My prediction: I believe social media is here to stay, not just to interact with family and friends but also with businesses. I also believe that a company that does not get its feet wet now will be scrambling to catch up later. I believe in the power of social media to help us better connect with people whether they are acting as a friend or a consumer. I believe in the power social media can give a company to help it open doors and start conversations that one day will ‘pay off’ down the road.
Will sending one tweet today get you a big sale tomorrow? Probably not. Will throwing one Twitter party next week instantly give you thousands of followers? I doubt it. But this is about relationship-building, about long-term engagement. Isn’t that what I learned about years ago in a class about traditional selling? That it was not about a quick, one-time sale but rather about developing a long-term relationship with the consumer?

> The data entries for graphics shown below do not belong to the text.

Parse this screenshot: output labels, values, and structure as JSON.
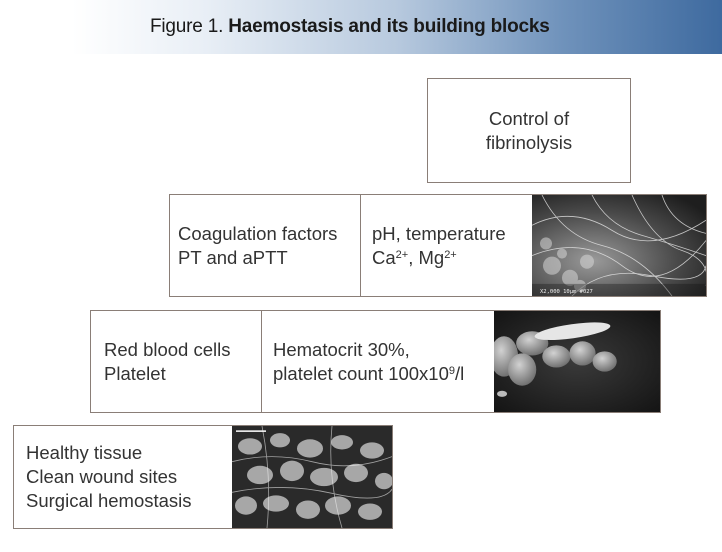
{
  "title": {
    "prefix": "Figure 1.",
    "bold": "Haemostasis and its building blocks"
  },
  "tiers": {
    "fibrinolysis": {
      "line1": "Control of",
      "line2": "fibrinolysis"
    },
    "coagulation": {
      "factors_line1": "Coagulation factors",
      "factors_line2": "PT and aPTT",
      "conditions_line1": "pH, temperature",
      "ca": "Ca",
      "ca_sup": "2+",
      "mg_prefix": ", Mg",
      "mg_sup": "2+",
      "micrograph_caption": "X2,000   10µm  #027"
    },
    "cells": {
      "cells_line1": "Red blood cells",
      "cells_line2": "Platelet",
      "values_line1": "Hematocrit 30%,",
      "values_line2_prefix": "platelet count 100x10",
      "values_line2_sup": "9",
      "values_line2_suffix": "/l"
    },
    "tissue": {
      "line1": "Healthy tissue",
      "line2": "Clean wound sites",
      "line3": "Surgical hemostasis"
    }
  },
  "colors": {
    "border": "#8a7e77",
    "banner_end": "#3e6a9f",
    "text": "#333333"
  }
}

I think one of the points of Mr. Hall’s column was that none of us really knows what the future holds for social media. We can make all of the predictions we want, listen to ‘the experts,’ try to be experts ourselves, but until those predictions are proven or not, we really don’t know. That’s why we at TweeParties will continue to forge ahead with our goal of providing companies with the tools they need–at a fair and reasonable price–to hold events on Twitter and inform all of those users who are interested of the who, what, where and when of these events the best we can. Maybe I am a fool and someday the joke will be on me. Only time will tell.
In the meantime, I take all of the prognostications with a grain of salt. And I thank Mr. Hall for another dose of inspiration.